Visitors to this exhibition may feel the same.


The sight of glorious gilded figures, such as Tutankhamun harpooning, an incredibly rare survival of a 3-dimensional figure of an Egyptian king represented in motion, and the gilded wooden shrine with every exposed surface showing Tutankhamun and his wife Ankhesenamun in scenes that reveal genuine intimacy, will endure long after you leave the Gallery. 

The large number of personal possessions buried with the king are also extraordinary. Like the king’s personal drinking vessel, a calcite (alabaster) lotus chalice that Carter described as Tutankhamun’s ‘Wishing Chalice’. Or the ostrich feather fan, made according to an inscription, of ‘ostrich feathers obtained by His Majesty when hunting in the desert east of Heliopolis’. The feathers themselves have, of course, disintegrated.

The discovery of this tomb and its fabulous contents set in train a global demand for Egyptian antiquities and gave birth to a huge industry in the trafficking of Egyptian artefacts. This industry continues relentlessly, fuelled by conflict, greed, social upheaval and the global money laundering industry.


Referring to Egypt's handling of this problem, Dr Khaled El-Enany explained his country was having some success recovering stolen artefacts. “Over the last three years, Egypt was able to locate about 1136 stolen artefacts from 68 countries who showed a serious partnership and a respect for ethics”, he explained. 

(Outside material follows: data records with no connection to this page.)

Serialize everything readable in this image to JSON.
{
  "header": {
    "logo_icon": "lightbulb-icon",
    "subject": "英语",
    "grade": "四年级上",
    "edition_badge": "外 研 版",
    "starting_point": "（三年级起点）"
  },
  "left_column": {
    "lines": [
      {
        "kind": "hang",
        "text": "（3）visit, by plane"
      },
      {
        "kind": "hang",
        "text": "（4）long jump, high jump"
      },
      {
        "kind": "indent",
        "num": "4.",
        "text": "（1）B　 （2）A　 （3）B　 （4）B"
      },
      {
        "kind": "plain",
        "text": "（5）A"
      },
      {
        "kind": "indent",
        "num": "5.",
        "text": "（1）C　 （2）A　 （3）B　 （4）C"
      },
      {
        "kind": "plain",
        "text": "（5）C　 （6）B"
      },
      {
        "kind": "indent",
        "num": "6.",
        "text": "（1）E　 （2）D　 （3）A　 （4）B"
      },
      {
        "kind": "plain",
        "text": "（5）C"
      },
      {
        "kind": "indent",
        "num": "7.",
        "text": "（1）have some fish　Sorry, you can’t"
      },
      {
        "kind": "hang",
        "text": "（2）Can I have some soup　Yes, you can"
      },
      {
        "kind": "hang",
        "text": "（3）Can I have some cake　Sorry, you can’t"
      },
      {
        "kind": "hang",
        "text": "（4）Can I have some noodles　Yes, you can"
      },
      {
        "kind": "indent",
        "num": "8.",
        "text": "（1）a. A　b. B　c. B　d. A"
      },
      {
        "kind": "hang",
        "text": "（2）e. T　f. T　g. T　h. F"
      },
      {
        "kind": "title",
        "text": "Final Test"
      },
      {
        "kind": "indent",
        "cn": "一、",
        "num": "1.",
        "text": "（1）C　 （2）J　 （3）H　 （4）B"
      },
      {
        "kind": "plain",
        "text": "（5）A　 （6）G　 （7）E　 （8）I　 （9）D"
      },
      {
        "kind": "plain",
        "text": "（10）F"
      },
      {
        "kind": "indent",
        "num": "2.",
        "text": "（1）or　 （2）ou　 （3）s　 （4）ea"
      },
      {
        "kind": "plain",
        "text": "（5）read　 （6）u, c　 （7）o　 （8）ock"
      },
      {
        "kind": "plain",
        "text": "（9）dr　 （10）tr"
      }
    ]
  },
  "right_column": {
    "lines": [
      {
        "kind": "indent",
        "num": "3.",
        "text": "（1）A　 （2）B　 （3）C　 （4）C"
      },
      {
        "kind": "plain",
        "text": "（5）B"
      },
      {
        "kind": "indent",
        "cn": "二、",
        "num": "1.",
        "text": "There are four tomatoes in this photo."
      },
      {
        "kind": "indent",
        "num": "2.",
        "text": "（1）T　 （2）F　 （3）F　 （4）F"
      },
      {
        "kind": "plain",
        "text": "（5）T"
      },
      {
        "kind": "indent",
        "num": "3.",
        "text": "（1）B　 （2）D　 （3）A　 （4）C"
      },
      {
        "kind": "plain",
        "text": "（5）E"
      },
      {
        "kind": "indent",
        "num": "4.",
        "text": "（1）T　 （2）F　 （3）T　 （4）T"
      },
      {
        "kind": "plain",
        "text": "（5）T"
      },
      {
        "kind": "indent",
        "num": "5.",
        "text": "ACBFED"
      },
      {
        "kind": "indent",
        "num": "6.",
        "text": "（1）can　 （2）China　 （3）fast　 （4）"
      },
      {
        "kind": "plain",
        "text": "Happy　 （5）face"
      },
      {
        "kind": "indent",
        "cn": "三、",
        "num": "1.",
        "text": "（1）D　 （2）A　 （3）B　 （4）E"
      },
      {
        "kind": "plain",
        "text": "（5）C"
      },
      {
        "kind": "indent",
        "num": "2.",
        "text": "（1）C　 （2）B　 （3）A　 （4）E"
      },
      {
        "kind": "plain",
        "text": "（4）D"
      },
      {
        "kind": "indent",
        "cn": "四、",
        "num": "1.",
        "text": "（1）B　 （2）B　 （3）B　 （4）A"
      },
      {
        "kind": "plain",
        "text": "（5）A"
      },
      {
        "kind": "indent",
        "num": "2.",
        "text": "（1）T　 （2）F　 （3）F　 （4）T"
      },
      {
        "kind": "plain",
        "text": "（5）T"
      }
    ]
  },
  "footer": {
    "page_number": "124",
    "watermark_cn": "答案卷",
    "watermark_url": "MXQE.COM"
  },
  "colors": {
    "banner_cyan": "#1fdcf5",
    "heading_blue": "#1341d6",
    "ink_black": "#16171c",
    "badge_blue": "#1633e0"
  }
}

However, speaking to  Returning Heritage after the official launch about the recent sale at Christie’s of a quartzite head of Amun, which dates from the period of Tutankhamun, he added “we were very sad and shocked in Egypt to see artefacts put up for sale without any provenance certificate or provenance document – or refusing to share it”. 


“Accepting and selling an antiquity without showing provenance means you are accepting to finance terrorism” he maintained.


TUTANKHAMUN: Treasures of the Golden Pharaoh

presented by Viking Cruises


After this was written......


A BBC News Arabic documentary broadcast in July 2020 has questioned the legality of the exhibition contract, signed in 2017 between Egypt's Ministry of Antiquities and the private company Exhibitions International.  An Egyptian lawyer, Sayed Said, filed a lawsuit against the Ministry in early 2018 claiming the government has violated a stipulation in Egypt's Antiquities Protection Law that allows artefacts to be exhibited abroad providing they are not "unique".  The lawsuit has yet to be heard in court.  Were the lawsuit to succeed, it would cut short the exhibition's remaining global tour in the US.  The London exhibition closed earlier than planned due to the Covid-19 virus.